Bila Earth tega, bisa saja ia saat itu melecehkan Emily, merudapaksanya hingga tak ada lagi sisa kemanisan dan kecantikan gadis polos dan lembut yang bisa Ocean nikmati. Lalu menginjak-injak tubuhnya hingga gadis itu berakhir tragis dalam hutan, dan jenazahnya takkan pernah ditemukan siapa-siapa.
Tapi tidak. Earth masih memiliki hati dan perasaan. Bahkan terhadap Hannah.
Pemuda itu menengadah. Ia bisa mendengar gerutuan Hannah menggema dari lantai teratas mercu suar. Sedari tadi wanita tua itu tak henti-hentinya mengutuki Lilian dengan segala sebutan paling jahat dan maki-makian paling kejam.
Maka ia mengenakan sebuah topeng algojo yang ia temukan dari koleksi lama pajangan Lilian dan mengambil selembar kain putih panjang. Dinaikinya anak tangga spiral menuju puncak mercu suar, satu demi satu, hingga maki-makian dan sumpah serapah Hannah semakin jelas.
Dan wanita tua itu kini melihat sosok tinggi kurus yang datang walau tanpa wajah. Wajahnya sendiri penuh lebam dan darah kering, serta tentu saja sebagian gigi depannya telah ompong akibat tinju Earth.
"Siapa kau? Siapa? Ocean? Sky? Aku tahu! Kalian mau menangkapku, iya 'kan? Percuma saja! Pedang itu ada! Pedang itu yang akan menghabisi kalian! Ada di istal kuda di bawah jerami!
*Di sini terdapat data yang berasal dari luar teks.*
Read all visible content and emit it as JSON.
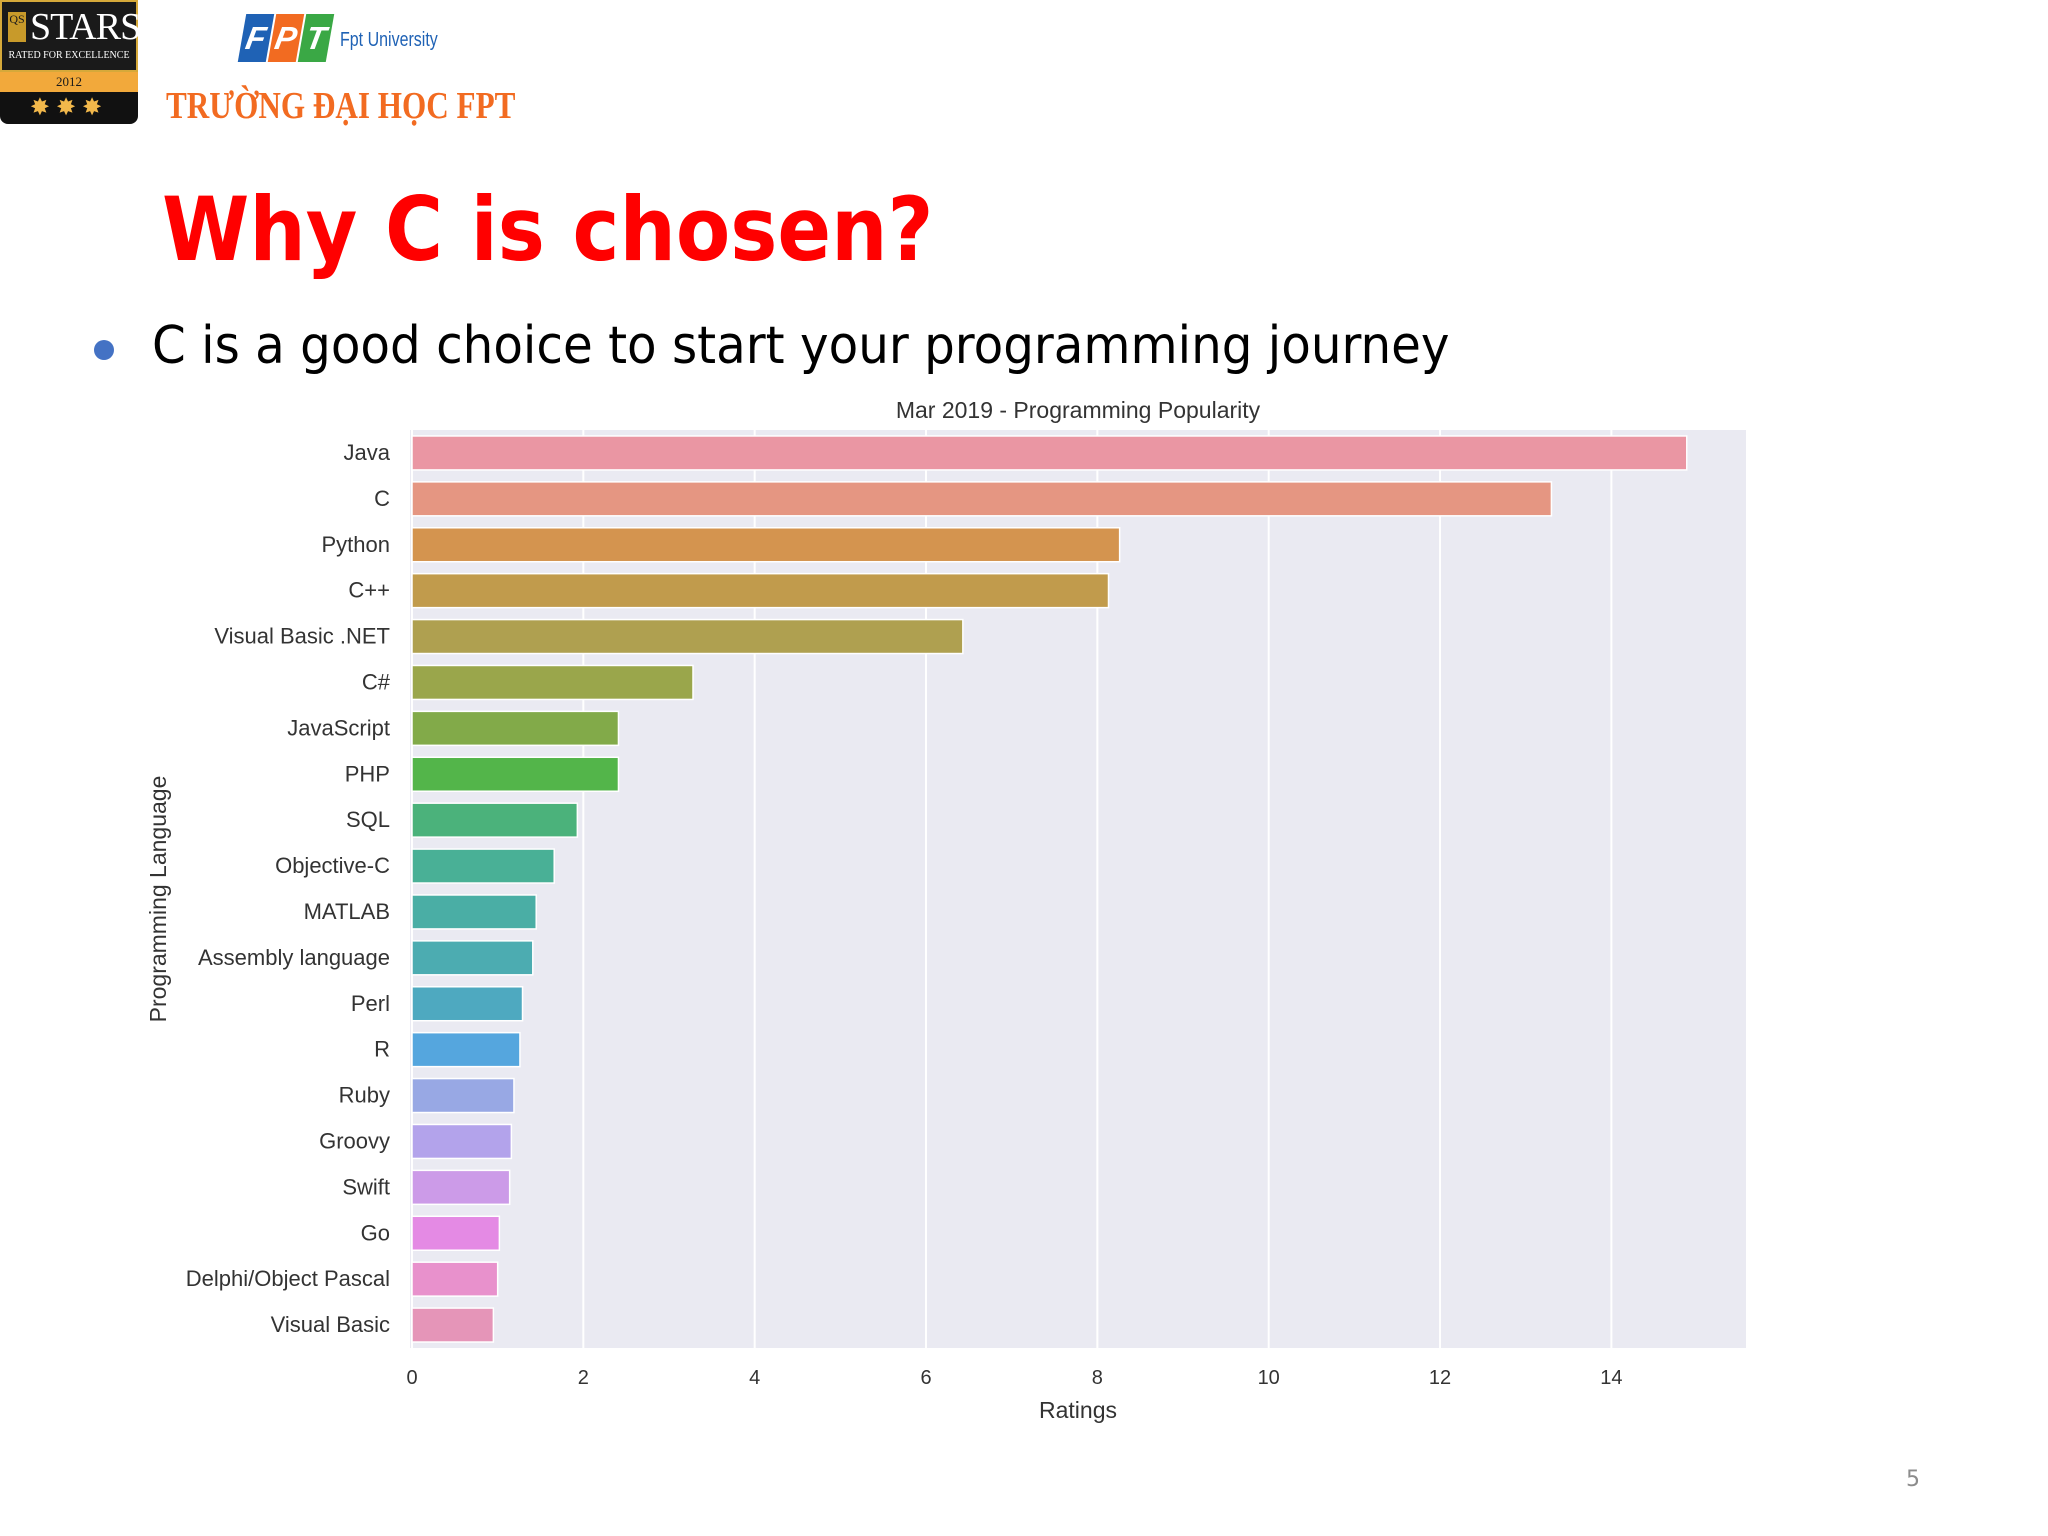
{
  "header": {
    "qs_badge": {
      "box_text": "QS",
      "stars_text": "STARS",
      "rated_text": "RATED FOR EXCELLENCE",
      "year": "2012",
      "rating_glyphs": "✸✸✸"
    },
    "fpt_logo": {
      "letters": [
        "F",
        "P",
        "T"
      ],
      "university_text": "Fpt University",
      "colors": [
        "#1f62b5",
        "#f26b21",
        "#3aa845"
      ]
    },
    "school_name": "TRƯỜNG ĐẠI HỌC FPT"
  },
  "slide": {
    "title": "Why C is chosen?",
    "bullet": "C is a good choice to start your programming journey",
    "page_number": "5",
    "title_color": "#ff0000",
    "bullet_color": "#4472c4"
  },
  "chart_data": {
    "type": "bar",
    "orientation": "horizontal",
    "title": "Mar 2019 - Programming Popularity",
    "xlabel": "Ratings",
    "ylabel": "Programming Language",
    "xlim": [
      0,
      15.6
    ],
    "xticks": [
      0,
      2,
      4,
      6,
      8,
      10,
      12,
      14
    ],
    "grid": true,
    "legend": "none",
    "categories": [
      "Java",
      "C",
      "Python",
      "C++",
      "Visual Basic .NET",
      "C#",
      "JavaScript",
      "PHP",
      "SQL",
      "Objective-C",
      "MATLAB",
      "Assembly language",
      "Perl",
      "R",
      "Ruby",
      "Groovy",
      "Swift",
      "Go",
      "Delphi/Object Pascal",
      "Visual Basic"
    ],
    "values": [
      14.88,
      13.3,
      8.26,
      8.13,
      6.43,
      3.28,
      2.41,
      2.41,
      1.93,
      1.66,
      1.45,
      1.41,
      1.29,
      1.26,
      1.19,
      1.16,
      1.14,
      1.02,
      1.0,
      0.95
    ],
    "colors": [
      "#ea96a3",
      "#e59682",
      "#d4944f",
      "#c19b4c",
      "#afa050",
      "#9aa64b",
      "#82aa49",
      "#53b54a",
      "#4bb27b",
      "#49b096",
      "#4aaea5",
      "#4cacb1",
      "#4ea9c0",
      "#55a6de",
      "#98a8e4",
      "#b3a3eb",
      "#cc9be8",
      "#e48ae4",
      "#e891cc",
      "#e595b8"
    ],
    "background": "#eaeaf2"
  }
}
Ya, aku boleh kalian tangkap, tapi masih ada kutukan di atas kalian!"
Lalu Hannah langsung terdiam. Sekali lagi tinju Earth membungkamnya dan membuatnya pingsan. Pemuda itu segera membebat mulut Si Tua dengan rapi.
"Kau dulu membungkamku karena takut raungan dan rintihanku terdengar. Kini giliranmu yang aku bungkam dan kubiarkan menderita."
Sementara itu Ocean akhirnya berhasil masuk ke dalam rumah mercu suar setelah bersikeras melewati sosok ringkih Lilian. "Maaf, Dokter. Aku tak bermaksud kurang ajar."
Lilian membeku ketakutan. Mata biru Ocean tajam menyapu seisi ruangan melingkar yang tak bertembok itu.